Separating Children and Parents Is Not About Safety. It's About Hate | Sojourners

Separating Children and Parents Is Not About Safety. It's About Hate

This isn’t the first time in history that oppressive rulers have targeted the children of their so-called enemies. The pharaoh, who ruled Egypt when the people of God were migrant workers of the empire, also forged a plan directed at children.

He enlisted the Egyptian midwives and gave them this instruction: “When the Hebrew women have a boy, kill him; if it is a girl, let her live.” (Exodus 1:17) 

This was an edict of death directed at the children of his slaves. But the midwives knew that their calling was to bring life, not death. They refused to carry out Pharaoh’s orders. They lied to Pharaoh, telling him that the Hebrew women gave birth too fast. “We don’t arrive in time to do the deed,” they said (Exodus 1:19).

But Pharaoh willed death and death he would have. “Throw the baby boys into the river,” he commanded his people (Exodus 1:22). The waters of life were turned into the instrument of death. 

 So in the midst of an overwhelming governmental push for death, a mother, a sister, and a daughter came up with a life-giving plan.

The mother does place her boy in the waters of the Nile, but she first makes a cradle out of reeds, seals it up, and covers him safely while his sister watches. Astoundingly, the daughter of Pharaoh pulls the basket from the water and decides to save the child, the offspring of her father’s enemies (Exodus 2:1-10). 

Where faceless bureaucracy (after all, Pharaoh isn’t even dignified with a name in this story) meets the resistance of faithful women, everything is turned on its head. And these women are not faceless, they are named Shiphrah, Puah, Bithiah, Jochebed, and Miriam. These women were united across ethnic and patriotic lines — Egyptian midwives and Pharaoh’s daughter are allies for Moses’ mother and sister. Together they provide a path for life in the face of death. 

Years later, when another ruler demands the death of the children, there is no time for such resistance. This ruler is more cunning, more vicious, and even more afraid of losing power. There is just enough time for an angel to whisper a warning, just enough time for Joseph and Mary to rise from their sleep, quickly gather a few belongings, and steal away into the shadows with the child Jesus. They are now refugees, crossing the desert, taking their child from the danger of Herod. Thankfully they were heading to Egypt, not the United States, or Jesus would have been ripped from their arms in the very place that they had hoped to find safety.

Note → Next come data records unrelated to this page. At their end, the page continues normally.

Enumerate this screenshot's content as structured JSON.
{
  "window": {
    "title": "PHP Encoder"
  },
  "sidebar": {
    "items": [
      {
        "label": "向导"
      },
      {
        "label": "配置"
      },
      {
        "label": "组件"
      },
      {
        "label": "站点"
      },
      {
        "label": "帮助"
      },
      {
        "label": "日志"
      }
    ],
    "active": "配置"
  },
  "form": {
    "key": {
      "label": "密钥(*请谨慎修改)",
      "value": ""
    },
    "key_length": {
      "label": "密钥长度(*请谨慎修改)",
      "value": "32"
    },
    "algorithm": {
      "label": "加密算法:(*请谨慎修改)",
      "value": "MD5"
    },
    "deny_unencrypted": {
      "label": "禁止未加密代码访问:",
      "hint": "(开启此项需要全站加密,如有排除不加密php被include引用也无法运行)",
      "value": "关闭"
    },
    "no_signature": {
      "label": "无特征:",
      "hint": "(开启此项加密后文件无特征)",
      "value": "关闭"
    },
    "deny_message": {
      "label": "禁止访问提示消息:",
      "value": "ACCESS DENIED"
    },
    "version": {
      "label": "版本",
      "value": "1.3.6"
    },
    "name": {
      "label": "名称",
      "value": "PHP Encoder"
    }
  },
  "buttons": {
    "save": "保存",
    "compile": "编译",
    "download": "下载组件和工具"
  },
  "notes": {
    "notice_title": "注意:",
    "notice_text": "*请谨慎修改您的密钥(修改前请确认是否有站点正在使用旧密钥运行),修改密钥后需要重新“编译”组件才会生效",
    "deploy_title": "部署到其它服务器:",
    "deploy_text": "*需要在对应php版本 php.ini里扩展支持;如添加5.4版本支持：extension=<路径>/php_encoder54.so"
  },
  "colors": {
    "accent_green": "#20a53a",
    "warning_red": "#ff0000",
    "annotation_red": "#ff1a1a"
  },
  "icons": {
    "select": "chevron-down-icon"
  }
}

What is the fear that drives the leaders of the United States to tear children from their parents and put them in places of horror and despair? For both Pharaoh and Herod, the destruction of children had nothing to do with “safety” and everything to do with insecurity, a pathological hatred of the other, and a fanatical desire to hold on to power at all costs. It is hard to see any other motives for rulers who target children today. 

Do we identify with the rulers? Or with the audacious women who resisted the powers of death and hatched a plan to bring life? These resisters “feared God” rather than their rulers (Exodus 2.21). It seems clear that those of us who fear God today have a path laid out for us, a path made by two midwives, a mother, a sister, and the daughter of the king.